Brexpiprazole (Rexulti)

Class

Second-generation (atypical) antipsychotic

Mechanism

Partial agonist at dopamine D2 and serotonin 5-HT1A receptors; antagonist at serotonin 5-HT2A and 5-HT2B receptors; may enhance prefrontal glutamatergic transmission via a dopamine D1 receptor-dependent mechanism

FDA-Approved Use

Schizophrenia, adjunctive treatment of major depressive disorder (MDD), agitation associated with dementia due to Alzheimer’s disease (AD)

Off-Label Use

Behavioral disturbances in traumatic brain injury (TBI), irritability and aggression in intellectual disability

Formulation

Oral tablets (0.25 mg, 0.5 mg, 1 mg, 2 mg, 3 mg, 4 mg)

Titration

0.5–1 mg p.o. daily; titrate every 1–2 weeks as tolerated

Dose Range

0.5–3 mg/day (for MDD adjunct or agitation in dementia); up to 4 mg/day for schizophrenia

Kinetics

Half-life ~91 hours; metabolized via CYP3A4 and CYP2D6; steady state reached in ~10–12 day

Common AEs

Weight gain, akathisia, somnolence, fatigue, agitation

Serious/Rare AEs

Extrapyramidal symptoms (EPS), impulse control disorders, neuroleptic malignant syndrome (NMS), orthostatic hypotension

Monitoring

Monitor weight, fasting glucose, lipids, and EPS every 3–6 months; consider behavioral monitoring for impulse dysregulation

Black Box Warning

Increased risk of mortality in elderly patients with dementia-related psychosis; increased risk of suicidal thoughts and behaviors in children, adolescents, and young adults with MDD

Considerations

Brexpiprazole may be preferred in patients at risk for metabolic complications due to its relatively favorable weight and metabolic profile compared to other antipsychotics.
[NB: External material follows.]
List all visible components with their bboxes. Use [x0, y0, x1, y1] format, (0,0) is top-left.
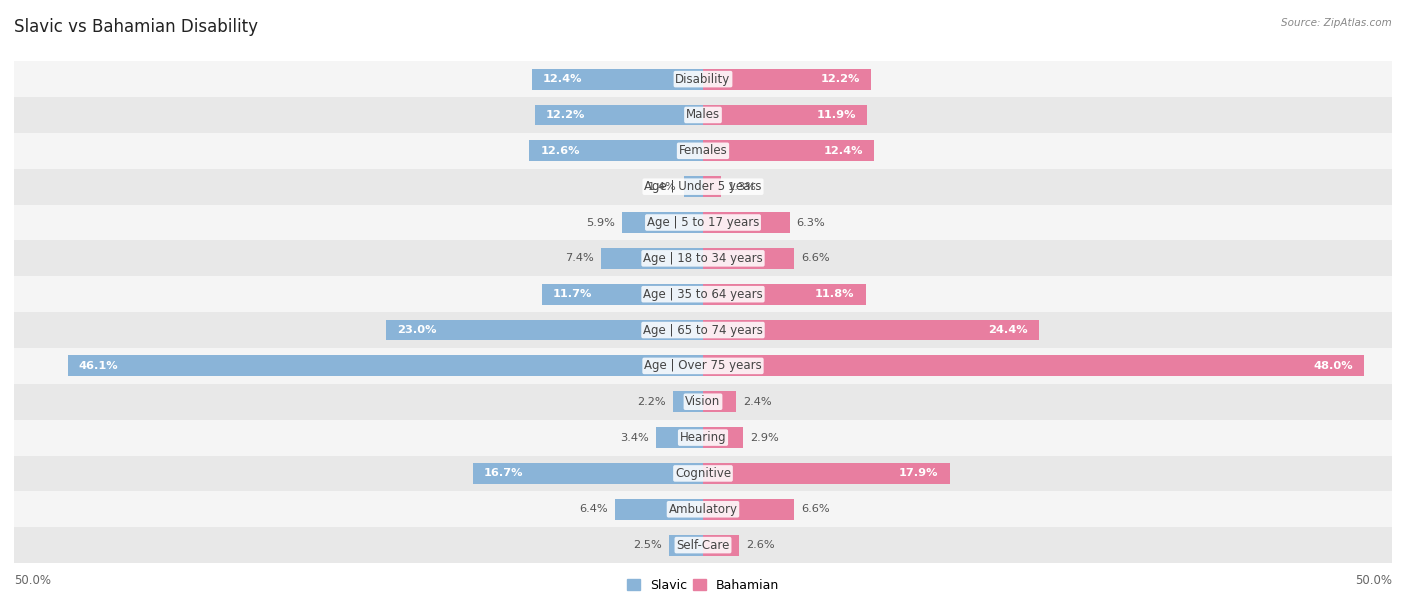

While FDA-approved for agitation in Alzheimer’s disease (AD), it still carries the class-wide warning for increased mortality in elderly patients with dementia-related psychosis and should be used cautiously. Preliminary evidence suggests it may reduce behavioral disturbances in patients with traumatic brain injury (TBI) or intellectual disability, though data remain limited. Clinicians should monitor for activation symptoms, including akathisia or agitation, and assess for impulse control problems, particularly in patients with a prior history of behavioral dysregulation.